Google again hit the headlines by announcing a new search engine, allowing you to search for datasets. The new platform is based on the open standard schema.org. Anyone who publishes data can describe their datasets through these open standards.
Researchers in the open data and science communities will clearly benefit from this platform. Google has also developed guidelines for dataset providers. More about this could be read by an example of a data search in Google’s announcement.
Open data repositories used
The Dataset Search platform, launched on Wednesday, searches through millions of open data repositories available on the web for desired datasets. It scans through publisher sites, digital libraries, and on author’s personal web pages, among other places. But it relies on dataset publishers to correctly label their datasets with the appropriate information, or metadata tags, as their otherwise known.
To create Dataset search, Google developed guidelines for dataset providers to describe their data in a way that Google (and other search engines) can better understand the content of their pages. These guidelines include salient information about datasets: who created the dataset, when it was published, how the data was collected, what the terms are for using the data, etc.

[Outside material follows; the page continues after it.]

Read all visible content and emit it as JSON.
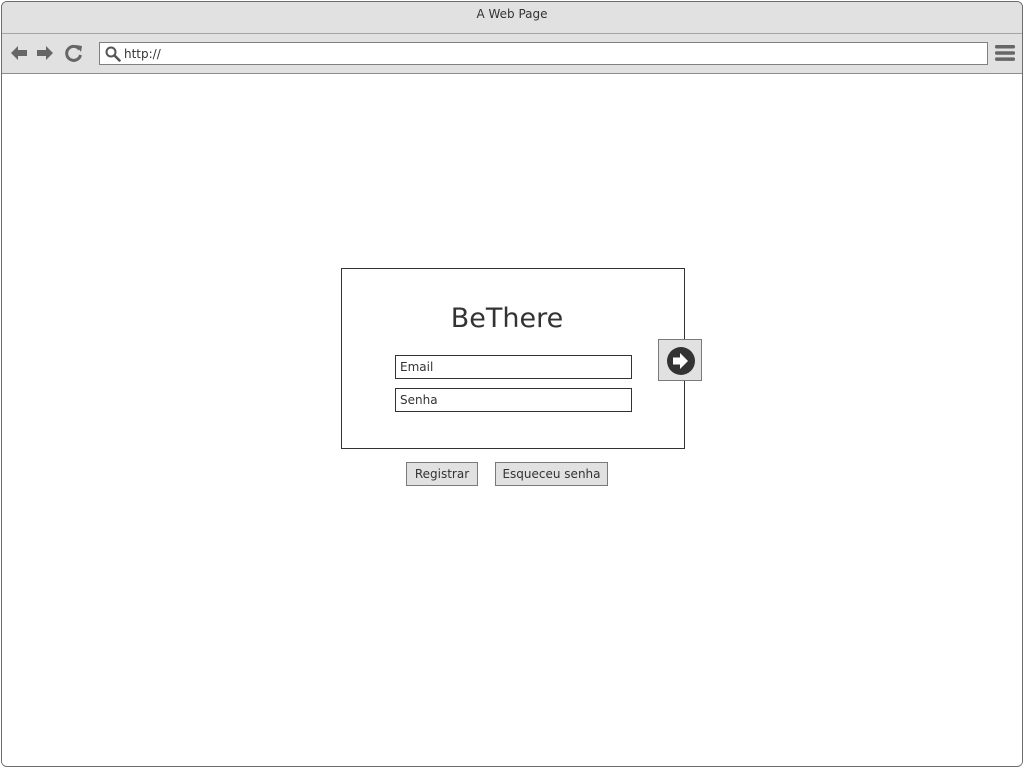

Open standard based approach
The search platform then collects and link this information, analyse where different versions of the same dataset might be, and find publications that may be describing or discussing the dataset. The approach is based on an open standard for describing this information (schema.org) and anybody who publishes data can describe their dataset this way. Also the dataset providers, large and small, to adopt this common standard so that all datasets are part of this robust ecosystem.
The Google Dataset Search beta website (available in multiple languages) can be found here.
You just simply need to enter what you are looking for and Google will help guide you to the published dataset on the repository provider’s site.